„Kann man diese Schilder nicht entfernen“ fragte er den Händler.
„Sicher, das wird aber ein bisschen Geld kosten.“
„Wie viel denken Sie?“
„300 Euro.“
„Na gut, Sie nehmen den Toyota für 3.000 und wir bekommen den Van damit für 13.500.“
„Um Gottes Willen“ barmte der Händler „da zahle ich ja noch drauf, für 15.000 können Sie ihn haben und im Gegenzug kriege ich den Toyota.“
„Mal überlegen“ brummte Frieder Bergmann „wir möchten gern eine Probefahrt machen.“
Der Händler brachte Kennzeichen an, dann fuhren die drei vom Hof. Bergmann war darüber erstaunt, wie leichtgängig sich das Auto bewegen ließ und die angenehm hohe Sitzposition gefiel ihm ausnehmend gut. Was ihn störte war das Geräusch des Motors. Es nagelte und dröhnte unter der Haube und die Erschütterungen des Diesels waren bis in die Sitze zu spüren.

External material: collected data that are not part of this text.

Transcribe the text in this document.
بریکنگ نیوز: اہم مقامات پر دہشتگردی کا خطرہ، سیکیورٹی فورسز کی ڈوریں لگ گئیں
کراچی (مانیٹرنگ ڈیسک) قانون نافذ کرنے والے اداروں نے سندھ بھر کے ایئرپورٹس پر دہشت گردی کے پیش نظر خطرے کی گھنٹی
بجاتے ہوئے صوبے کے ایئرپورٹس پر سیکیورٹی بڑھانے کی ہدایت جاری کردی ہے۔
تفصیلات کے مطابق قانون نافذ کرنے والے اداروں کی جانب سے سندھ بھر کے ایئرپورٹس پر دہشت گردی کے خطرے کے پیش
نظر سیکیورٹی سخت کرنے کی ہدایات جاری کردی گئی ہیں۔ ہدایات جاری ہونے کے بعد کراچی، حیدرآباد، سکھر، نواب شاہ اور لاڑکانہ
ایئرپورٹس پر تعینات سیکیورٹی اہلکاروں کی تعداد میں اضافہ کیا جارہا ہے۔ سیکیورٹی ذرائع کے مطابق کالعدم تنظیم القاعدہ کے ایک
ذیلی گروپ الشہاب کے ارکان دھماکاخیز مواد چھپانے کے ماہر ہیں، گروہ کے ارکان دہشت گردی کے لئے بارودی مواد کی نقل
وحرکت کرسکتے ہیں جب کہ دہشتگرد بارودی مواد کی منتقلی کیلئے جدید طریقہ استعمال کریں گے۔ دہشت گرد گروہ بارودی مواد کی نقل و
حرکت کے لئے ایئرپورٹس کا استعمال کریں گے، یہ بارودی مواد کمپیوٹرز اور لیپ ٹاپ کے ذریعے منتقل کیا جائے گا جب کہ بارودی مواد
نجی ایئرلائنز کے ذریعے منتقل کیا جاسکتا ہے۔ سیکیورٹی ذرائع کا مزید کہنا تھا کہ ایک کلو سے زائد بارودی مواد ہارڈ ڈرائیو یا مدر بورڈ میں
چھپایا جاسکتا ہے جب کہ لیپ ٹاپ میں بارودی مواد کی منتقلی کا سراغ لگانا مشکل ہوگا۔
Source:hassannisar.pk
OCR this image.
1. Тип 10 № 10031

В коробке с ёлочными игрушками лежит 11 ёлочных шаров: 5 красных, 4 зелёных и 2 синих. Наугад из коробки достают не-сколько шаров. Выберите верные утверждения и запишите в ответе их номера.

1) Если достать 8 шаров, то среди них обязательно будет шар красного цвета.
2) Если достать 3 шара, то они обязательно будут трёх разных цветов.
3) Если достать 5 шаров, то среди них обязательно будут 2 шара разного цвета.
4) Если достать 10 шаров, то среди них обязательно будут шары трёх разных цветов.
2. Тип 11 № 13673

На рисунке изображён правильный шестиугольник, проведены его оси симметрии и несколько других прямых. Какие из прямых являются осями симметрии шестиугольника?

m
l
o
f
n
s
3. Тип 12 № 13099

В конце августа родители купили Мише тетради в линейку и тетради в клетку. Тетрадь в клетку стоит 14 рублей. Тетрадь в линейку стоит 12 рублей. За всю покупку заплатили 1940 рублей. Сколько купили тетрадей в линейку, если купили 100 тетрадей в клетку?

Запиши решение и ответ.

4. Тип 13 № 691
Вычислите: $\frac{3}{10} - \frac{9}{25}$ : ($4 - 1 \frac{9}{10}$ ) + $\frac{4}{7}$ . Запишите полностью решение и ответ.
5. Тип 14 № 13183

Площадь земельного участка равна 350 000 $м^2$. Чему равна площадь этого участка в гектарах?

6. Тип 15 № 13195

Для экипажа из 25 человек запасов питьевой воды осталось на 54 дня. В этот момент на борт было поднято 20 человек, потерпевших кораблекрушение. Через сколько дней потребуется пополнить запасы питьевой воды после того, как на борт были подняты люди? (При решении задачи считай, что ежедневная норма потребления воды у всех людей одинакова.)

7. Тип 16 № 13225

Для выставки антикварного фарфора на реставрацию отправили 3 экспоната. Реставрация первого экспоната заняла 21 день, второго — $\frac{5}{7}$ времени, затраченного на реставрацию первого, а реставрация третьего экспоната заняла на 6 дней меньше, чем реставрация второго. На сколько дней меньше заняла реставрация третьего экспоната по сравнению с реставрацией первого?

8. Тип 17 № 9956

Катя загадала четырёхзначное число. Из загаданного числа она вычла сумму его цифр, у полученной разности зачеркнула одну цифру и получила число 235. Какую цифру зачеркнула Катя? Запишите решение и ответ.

„Wenn der warm ist wird es besser“ schätzte Niels brüllend ein.
Was alle drei nicht ahnten war, dass der hämmernde Dieselmotor das Geräusch klappernder Achsen, ausgeschlagener Lager und anderer Defekte gnädig übertönte. So einmal in Bewegung kam das Auto gut voran und das üppige Drehmoment beschleunigte das doch recht große Fahrzeug ordentlich.
„Der geht besser ab als der Toyota“ rief Frieder Bergmann überrascht aus „macht ja richtig Laune.“
„Und Platz hat man hier massig“ sagte Rüdiger.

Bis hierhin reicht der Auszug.